For now at least, GPT 3 is in its infancy, but already I see the eerie promise of an almost gifted, almost child. Like a child, it has soaked up 175 billion parameters in the first few months of life. Now, it’s parsing, matching, sorting each bit of information in order to predict and mimic the correct responses to all of my questions, as I attempt to teach it how to operate and adapt to my very particular context. With GPT 4 set to launch some time in late 2023, I am reminded that children tend to grow up, often faster than we expect.
As this technology matures, its predictions and mimicry could begin to align so closely with the truth that we just start calling them accurate. Certainly, AI is already surpassing the accuracy of humans at certain tasks. However, I feel it’s important to remember that this tool is still just an algorithm, meaning it will always require human input. In the realm of systematic reviews especially, human expertise is needed to provide the initial search concepts of interest, identify qualitative concepts we want to contrast across studies, and indicate the quantitative data elements for which we want to compute treatment effects. The tools at hand may evolve, but it’s always going to be the human researcher who dreams up and structures the study.

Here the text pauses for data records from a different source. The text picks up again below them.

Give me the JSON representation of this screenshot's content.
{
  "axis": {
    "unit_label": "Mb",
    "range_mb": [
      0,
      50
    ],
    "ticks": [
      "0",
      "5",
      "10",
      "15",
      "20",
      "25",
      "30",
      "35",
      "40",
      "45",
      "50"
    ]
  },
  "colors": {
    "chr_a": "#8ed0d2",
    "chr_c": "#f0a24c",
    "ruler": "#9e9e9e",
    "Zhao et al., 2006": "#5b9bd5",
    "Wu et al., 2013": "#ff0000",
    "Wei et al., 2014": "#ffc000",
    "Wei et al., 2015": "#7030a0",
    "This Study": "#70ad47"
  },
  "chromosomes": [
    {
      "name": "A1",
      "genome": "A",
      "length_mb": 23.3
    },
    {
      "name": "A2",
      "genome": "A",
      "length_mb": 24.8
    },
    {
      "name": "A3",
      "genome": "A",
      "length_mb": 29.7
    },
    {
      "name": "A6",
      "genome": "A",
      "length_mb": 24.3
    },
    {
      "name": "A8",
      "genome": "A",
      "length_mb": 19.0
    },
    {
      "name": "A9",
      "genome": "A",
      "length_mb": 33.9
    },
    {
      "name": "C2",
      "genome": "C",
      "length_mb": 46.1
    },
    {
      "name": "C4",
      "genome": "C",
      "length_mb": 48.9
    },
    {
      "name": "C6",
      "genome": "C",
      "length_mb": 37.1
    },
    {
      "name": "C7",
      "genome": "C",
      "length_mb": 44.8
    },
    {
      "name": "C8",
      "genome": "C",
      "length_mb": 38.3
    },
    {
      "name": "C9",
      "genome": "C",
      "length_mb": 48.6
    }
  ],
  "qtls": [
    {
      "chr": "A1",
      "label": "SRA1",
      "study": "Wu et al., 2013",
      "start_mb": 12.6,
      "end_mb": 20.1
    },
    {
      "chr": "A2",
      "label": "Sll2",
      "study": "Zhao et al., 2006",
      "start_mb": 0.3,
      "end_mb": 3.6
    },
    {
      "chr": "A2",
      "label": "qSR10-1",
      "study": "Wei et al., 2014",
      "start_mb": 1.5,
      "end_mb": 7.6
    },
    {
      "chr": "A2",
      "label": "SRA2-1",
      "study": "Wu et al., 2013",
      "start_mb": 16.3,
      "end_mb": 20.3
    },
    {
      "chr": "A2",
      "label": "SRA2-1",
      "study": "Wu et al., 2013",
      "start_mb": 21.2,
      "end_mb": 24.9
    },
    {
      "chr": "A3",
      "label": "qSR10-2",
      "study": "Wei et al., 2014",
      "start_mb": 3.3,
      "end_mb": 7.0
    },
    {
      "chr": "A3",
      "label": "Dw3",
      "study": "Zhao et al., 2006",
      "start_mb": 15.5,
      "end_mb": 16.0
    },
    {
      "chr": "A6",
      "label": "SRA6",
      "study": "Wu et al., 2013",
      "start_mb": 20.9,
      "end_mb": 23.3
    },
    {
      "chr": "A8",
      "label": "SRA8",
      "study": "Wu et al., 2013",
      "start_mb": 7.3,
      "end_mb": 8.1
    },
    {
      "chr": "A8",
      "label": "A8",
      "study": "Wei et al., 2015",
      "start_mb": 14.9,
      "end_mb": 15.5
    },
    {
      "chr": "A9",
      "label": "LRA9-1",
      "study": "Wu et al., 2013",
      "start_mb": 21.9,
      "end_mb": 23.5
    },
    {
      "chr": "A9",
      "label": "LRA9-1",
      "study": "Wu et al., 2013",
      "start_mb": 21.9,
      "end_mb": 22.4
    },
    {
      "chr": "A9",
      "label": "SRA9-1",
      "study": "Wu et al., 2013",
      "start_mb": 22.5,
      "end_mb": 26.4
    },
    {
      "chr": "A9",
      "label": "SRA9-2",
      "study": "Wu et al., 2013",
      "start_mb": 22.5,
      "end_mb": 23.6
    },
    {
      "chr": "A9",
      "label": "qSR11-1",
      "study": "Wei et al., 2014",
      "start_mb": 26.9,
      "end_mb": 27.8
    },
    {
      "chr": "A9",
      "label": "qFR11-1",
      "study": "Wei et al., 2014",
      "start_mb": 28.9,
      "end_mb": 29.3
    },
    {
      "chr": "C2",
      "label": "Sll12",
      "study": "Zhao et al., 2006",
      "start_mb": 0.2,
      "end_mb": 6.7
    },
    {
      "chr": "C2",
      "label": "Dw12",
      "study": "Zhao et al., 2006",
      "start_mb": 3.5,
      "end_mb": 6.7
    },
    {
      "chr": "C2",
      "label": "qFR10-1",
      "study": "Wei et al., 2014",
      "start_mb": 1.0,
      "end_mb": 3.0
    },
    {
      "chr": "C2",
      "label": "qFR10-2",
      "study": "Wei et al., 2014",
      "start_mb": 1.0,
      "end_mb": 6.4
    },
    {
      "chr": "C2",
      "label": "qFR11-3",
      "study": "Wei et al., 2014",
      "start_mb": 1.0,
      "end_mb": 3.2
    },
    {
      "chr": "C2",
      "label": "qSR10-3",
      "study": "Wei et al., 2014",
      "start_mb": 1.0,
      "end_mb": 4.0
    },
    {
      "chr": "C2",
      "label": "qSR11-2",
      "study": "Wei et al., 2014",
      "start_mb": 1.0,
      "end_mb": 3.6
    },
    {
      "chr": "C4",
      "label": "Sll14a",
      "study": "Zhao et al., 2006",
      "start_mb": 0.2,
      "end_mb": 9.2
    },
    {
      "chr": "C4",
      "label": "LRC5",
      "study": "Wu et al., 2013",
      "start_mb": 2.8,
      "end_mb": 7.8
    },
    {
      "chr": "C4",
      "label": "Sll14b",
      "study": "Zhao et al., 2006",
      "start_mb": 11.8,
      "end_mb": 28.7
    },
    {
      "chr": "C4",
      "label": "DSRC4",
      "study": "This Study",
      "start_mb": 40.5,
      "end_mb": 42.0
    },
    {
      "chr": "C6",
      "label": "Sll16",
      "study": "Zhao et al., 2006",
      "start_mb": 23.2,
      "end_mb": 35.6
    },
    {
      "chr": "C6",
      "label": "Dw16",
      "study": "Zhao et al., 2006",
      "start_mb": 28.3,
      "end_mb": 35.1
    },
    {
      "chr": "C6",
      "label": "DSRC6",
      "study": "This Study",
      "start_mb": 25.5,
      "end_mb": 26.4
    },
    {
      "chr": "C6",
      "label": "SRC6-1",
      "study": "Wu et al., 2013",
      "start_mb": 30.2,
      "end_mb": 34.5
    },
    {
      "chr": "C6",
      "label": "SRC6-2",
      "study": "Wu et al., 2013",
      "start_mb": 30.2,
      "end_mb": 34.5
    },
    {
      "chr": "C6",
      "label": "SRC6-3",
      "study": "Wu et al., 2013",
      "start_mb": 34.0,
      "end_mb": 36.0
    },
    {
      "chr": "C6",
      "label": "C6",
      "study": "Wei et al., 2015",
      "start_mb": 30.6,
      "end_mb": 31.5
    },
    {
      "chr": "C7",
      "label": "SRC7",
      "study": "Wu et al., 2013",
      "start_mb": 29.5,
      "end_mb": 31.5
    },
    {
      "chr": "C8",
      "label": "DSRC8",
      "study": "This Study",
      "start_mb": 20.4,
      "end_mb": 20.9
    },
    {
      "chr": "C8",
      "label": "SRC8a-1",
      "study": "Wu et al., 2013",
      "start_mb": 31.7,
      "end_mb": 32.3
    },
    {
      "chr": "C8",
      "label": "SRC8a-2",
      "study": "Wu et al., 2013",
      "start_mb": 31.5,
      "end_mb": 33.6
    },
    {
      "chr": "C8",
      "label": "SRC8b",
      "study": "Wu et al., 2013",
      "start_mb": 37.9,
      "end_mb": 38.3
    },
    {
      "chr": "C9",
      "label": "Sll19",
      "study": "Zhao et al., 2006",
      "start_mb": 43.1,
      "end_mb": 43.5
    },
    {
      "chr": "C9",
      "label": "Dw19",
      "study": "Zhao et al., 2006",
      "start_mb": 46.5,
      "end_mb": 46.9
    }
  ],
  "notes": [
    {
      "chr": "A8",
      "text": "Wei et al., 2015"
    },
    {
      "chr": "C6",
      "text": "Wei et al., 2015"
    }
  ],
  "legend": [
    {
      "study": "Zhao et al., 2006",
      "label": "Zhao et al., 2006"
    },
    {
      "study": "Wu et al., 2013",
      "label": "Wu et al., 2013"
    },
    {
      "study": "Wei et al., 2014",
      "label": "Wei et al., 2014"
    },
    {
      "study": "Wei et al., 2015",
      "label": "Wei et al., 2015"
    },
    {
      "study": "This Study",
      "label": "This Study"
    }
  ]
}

With the promising results in mind, we at Nested Knowledge will certainly consider ways to incorporate AI like this into our software in places where perfect accuracy matters less, or where the results of automation can be checked for accuracy by reviewers. It’s very possible that ChatGPT or something like it could integrate directly into our platform and offer more intelligent suggestions, better predictions, and quick summaries in the very near future.